Ironman Athlete and Polio Survivor Reflect on India's Success
Ene. 15, 2016
I am one of India’s polio survivors. For me, and millions of children around the world, today is a special one for global health. It marks five years since the last case of polio in India, a disease which once struck 150,000 children in the country in 1985, the year when Rotary launched its PolioPlus program.
With its size, population density, unsanitary, impoverished areas, and the very high incidence of endemic diseases, many thought that India would never rid itself of the scourge of polio. But thanks to the efforts of thousands of health workers and volunteers as part of Rotary’s efforts in the Global Polio Eradication Initiative, it hasn’t seen a case since January 2011.
To put that in perspective, India used to have, in one hour, as many cases as the U.S. or Canada would have in a year. That was 30 years ago-now it’s completely gone.
As I reflect on this milestone from my home in New York, I know that this is an amazing achievement, but there’s no substitute for seeing the results of this progress in person.
I had this privilege when I returned to India, where I was born in Bombay, for the first time as an adult, on a trip with Rotary to participate in national immunization days last November.
On this trip I met India’s last polio victim, Rukhsar Khatoon, in a tiny village in West Bengal, a state that was once a reservoir for the virus.
She was just 18 months old when she contracted the disease, but thanks to exhaustive therapy, Rukhsar is able to use her legs, and she shyly walked over to greet me, in a beautiful red and gold dress—a specialty of her village, which is renowned for its intricate embroidery.
At that moment I realized that she represents the beginning of a future of a polio-free world – a world that India is now a part of.
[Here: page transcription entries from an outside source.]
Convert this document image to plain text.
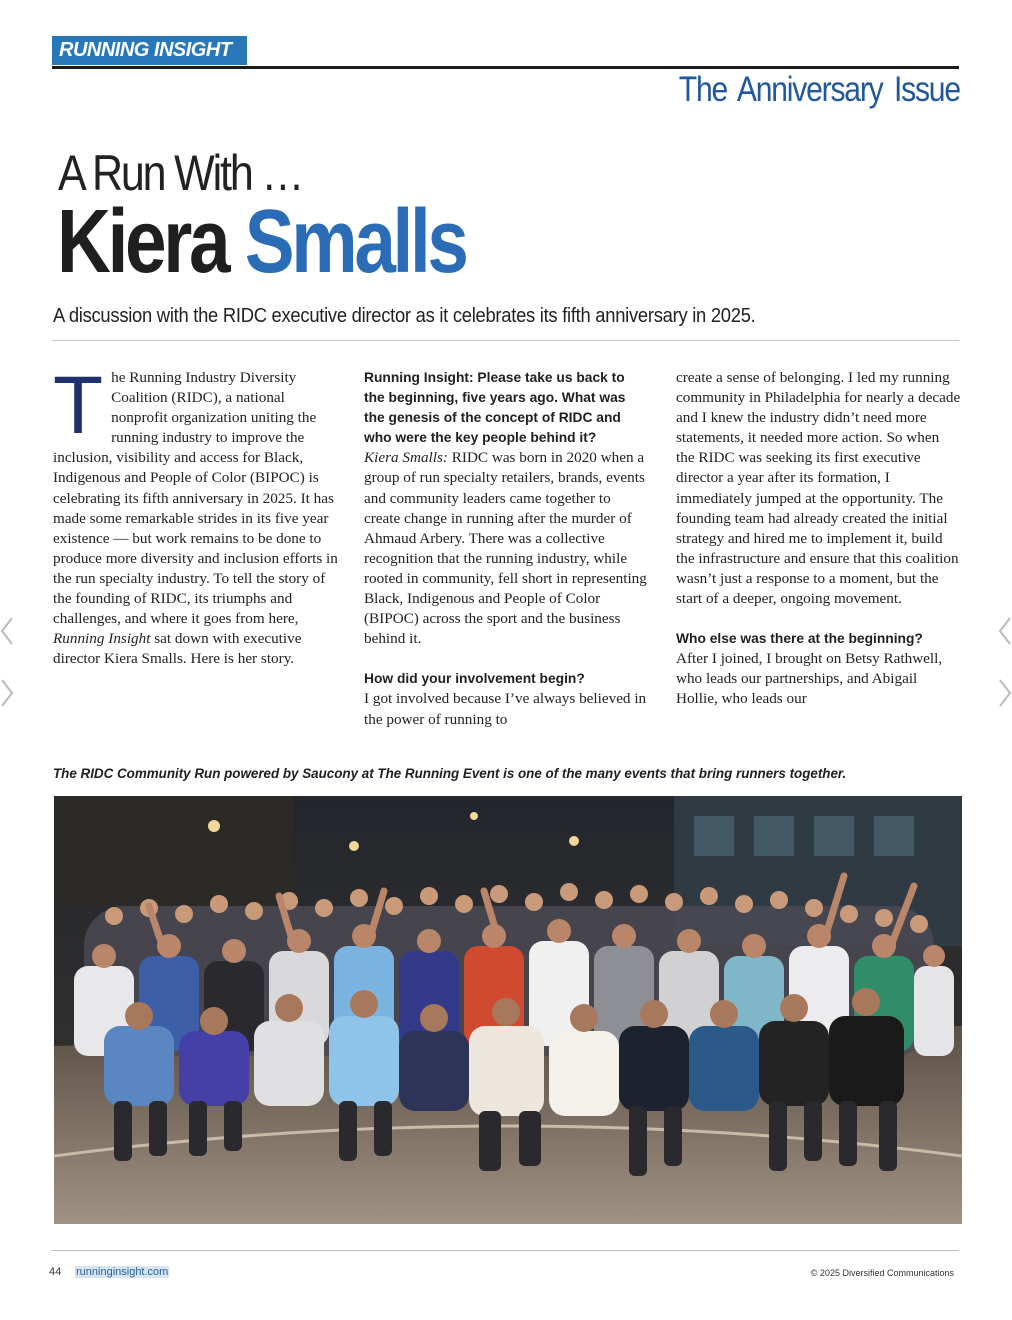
RUNNING INSIGHT
The Anniversary Issue
A Run With …
Kiera Smalls
A discussion with the RIDC executive director as it celebrates its fifth anniversary in 2025.

The Running Industry Diversity Coalition (RIDC), a national nonprofit organization uniting the running industry to improve the inclusion, visibility and access for Black, Indigenous and People of Color (BIPOC) is celebrating its fifth anniversary in 2025. It has made some remarkable strides in its five year existence — but work remains to be done to produce more diversity and inclusion efforts in the run specialty industry. To tell the story of the founding of RIDC, its triumphs and challenges, and where it goes from here, Running Insight sat down with executive director Kiera Smalls. Here is her story.

Running Insight: Please take us back to the beginning, five years ago. What was the genesis of the concept of RIDC and who were the key people behind it?

Kiera Smalls: RIDC was born in 2020 when a group of run specialty retailers, brands, events and community leaders came together to create change in running after the murder of Ahmaud Arbery. There was a collective recognition that the running industry, while rooted in community, fell short in representing Black, Indigenous and People of Color (BIPOC) across the sport and the business behind it.

How did your involvement begin?

I got involved because I’ve always believed in the power of running to

create a sense of belonging. I led my running community in Philadelphia for nearly a decade and I knew the industry didn’t need more statements, it needed more action. So when the RIDC was seeking its first executive director a year after its formation, I immediately jumped at the opportunity. The founding team had already created the initial strategy and hired me to implement it, build the infrastructure and ensure that this coalition wasn’t just a response to a moment, but the start of a deeper, ongoing movement.

Who else was there at the beginning?

After I joined, I brought on Betsy Rathwell, who leads our partnerships, and Abigail Hollie, who leads our

The RIDC Community Run powered by Saucony at The Running Event is one of the many events that bring runners together.
44 runninginsight.com	© 2025 Diversified Communications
As I left Rukhsar’s village, I felt that there is still so much more to be done. 2015 had fewer polio cases in fewer places than ever before. It is more important than ever that we continue this momentum in 2016. But we must also expand our efforts to improve lives around the world at all stages of life. Once children are protected from the threats of diseases like polio, they should be free to gain an education, and empowered to escape poverty. Eradicating polio is the first clear step on that long path, and on this day, I urge you all to help Rotary ensure that no child will ever suffer from this burden ever again.